Some of the lake fish are starting to move into the Owens, definitely worth noting if you want to get on some running water. Fishing conditions on the Upper Owens River are picking up again. Traditional dries like Elk Hairs, Stimis and Parachute Adams will land you trout. Bait anglers are still Gulp!-ing the daylights out of them with Gulp! dough bait and nightcrawlers.
Though, it’s just as easy to throw the trout back and go get lunch at One World Eats as it is to keep, clean and cook the fish. Not to mention the kabobs and pilaf at the new joint are pretty dang good.
Bait angling is closed on Crowley, but trollers pinching down barbs will get at some great trout on Crowley now. Lane tells me that Taz Devils are the lures of choice for getting at the bigger fish. Get your lures down in the deeper water where it´s cooler.

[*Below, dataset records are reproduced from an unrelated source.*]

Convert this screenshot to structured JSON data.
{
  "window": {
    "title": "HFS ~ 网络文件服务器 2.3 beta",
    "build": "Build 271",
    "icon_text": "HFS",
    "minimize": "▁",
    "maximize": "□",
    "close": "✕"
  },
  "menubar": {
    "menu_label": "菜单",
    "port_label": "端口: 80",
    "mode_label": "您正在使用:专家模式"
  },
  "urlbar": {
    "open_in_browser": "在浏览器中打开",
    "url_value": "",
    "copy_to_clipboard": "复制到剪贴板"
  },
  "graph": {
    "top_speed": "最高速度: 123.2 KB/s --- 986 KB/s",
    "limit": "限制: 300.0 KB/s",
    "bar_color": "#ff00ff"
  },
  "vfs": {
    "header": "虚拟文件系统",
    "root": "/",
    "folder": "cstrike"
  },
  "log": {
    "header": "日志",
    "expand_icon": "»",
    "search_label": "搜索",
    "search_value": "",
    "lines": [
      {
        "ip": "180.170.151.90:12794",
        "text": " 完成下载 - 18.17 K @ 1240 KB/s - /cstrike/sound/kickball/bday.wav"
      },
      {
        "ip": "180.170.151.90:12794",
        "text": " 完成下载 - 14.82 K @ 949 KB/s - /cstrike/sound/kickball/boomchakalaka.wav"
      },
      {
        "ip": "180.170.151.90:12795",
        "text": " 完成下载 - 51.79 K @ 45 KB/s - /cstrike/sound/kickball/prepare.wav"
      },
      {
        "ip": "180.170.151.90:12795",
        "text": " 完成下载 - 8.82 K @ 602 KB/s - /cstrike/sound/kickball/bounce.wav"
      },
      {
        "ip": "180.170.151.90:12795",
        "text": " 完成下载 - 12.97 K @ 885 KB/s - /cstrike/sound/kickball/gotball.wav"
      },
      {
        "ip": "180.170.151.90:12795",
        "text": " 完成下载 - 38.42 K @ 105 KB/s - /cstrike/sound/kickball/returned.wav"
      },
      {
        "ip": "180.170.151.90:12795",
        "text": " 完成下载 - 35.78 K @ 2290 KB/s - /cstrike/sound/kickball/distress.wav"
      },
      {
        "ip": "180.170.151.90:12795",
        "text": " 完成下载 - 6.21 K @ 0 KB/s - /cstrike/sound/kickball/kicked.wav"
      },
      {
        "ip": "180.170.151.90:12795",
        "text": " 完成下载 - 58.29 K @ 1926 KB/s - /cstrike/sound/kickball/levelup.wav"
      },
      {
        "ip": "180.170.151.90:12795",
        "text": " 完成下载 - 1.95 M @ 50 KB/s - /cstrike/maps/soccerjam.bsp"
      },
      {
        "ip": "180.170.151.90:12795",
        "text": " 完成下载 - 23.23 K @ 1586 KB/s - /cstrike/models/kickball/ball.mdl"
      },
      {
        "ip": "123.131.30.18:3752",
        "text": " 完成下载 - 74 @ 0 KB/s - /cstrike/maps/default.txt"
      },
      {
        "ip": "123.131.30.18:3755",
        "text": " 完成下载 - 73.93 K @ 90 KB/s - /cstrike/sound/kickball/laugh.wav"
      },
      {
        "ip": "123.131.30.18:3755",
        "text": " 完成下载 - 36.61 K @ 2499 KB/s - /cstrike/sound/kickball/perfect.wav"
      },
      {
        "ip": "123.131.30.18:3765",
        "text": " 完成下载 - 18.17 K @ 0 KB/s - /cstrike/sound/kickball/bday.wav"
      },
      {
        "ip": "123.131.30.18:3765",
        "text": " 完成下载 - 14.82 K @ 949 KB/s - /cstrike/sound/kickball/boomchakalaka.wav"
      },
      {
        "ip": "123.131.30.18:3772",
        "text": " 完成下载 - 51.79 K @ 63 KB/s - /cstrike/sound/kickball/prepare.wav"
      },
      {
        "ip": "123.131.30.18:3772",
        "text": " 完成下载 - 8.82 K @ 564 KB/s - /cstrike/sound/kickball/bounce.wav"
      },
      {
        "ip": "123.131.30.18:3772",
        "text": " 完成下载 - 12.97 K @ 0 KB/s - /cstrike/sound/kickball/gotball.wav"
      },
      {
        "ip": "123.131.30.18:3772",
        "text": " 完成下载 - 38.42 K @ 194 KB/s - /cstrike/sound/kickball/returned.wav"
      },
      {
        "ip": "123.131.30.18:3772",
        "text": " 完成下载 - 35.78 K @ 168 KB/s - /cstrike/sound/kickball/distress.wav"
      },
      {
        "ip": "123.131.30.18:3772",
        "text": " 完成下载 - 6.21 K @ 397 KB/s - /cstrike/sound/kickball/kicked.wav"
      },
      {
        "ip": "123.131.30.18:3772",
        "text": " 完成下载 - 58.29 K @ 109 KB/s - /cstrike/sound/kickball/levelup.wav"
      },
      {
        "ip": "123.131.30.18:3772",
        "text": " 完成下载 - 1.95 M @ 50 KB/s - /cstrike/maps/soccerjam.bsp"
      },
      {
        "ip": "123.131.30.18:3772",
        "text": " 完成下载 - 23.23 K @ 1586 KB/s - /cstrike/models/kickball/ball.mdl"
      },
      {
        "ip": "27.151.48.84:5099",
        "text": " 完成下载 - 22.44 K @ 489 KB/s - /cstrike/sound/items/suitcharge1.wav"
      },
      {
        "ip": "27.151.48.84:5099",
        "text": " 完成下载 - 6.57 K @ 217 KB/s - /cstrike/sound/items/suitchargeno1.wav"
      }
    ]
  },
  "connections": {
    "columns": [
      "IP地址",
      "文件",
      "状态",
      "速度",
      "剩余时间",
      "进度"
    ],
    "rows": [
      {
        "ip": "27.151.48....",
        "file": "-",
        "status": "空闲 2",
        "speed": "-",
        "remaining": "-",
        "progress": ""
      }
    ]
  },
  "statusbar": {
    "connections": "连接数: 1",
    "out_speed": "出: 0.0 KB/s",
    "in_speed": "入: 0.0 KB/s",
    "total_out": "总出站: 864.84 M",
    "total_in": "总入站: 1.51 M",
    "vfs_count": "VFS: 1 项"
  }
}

Head up to the North End to look for some of the lake fish moving into The Owens. If you really want to have some fun, call Don Meier at Kittredge and book a trolling trip on Crowley. Good family fun.
It’s only going to get better at Crowley. Lane Garrett predicts an “epic fall” as less anglers were on the water during the June storms, fewer fish were harvested this season, and as of now, lots and lots of trout in the four- to five-pound range are coming ashore … could be a good sign of times to come. Keep in mind when school is in session, the big trout move all over the Eastside during September and October.
Another body of water that has been simply producing bent rod after bent rod is Bridgeport Reservoir, definitely worth attending for a day. I’ve heard nothing but stories of successful fishing on the Bridgeport Rez.
So, as we approach the kickoff of college football season, and kids all over the country head to their local office supply stores (buy locally owned at Access and Mammoth Business Essentials), and the lake fish start to move around, it only means bigger and better fish being caught.
Kids, my advice to you at this point in the summer, get your heads ready to do some homework. Meanwhile, your prep for the school year … get out there and fish during the morning hours while you still have the chance, because it won’t be much longer before we’re looking at the differences between adverbs and adjectives, as opposed to brooks versus bows!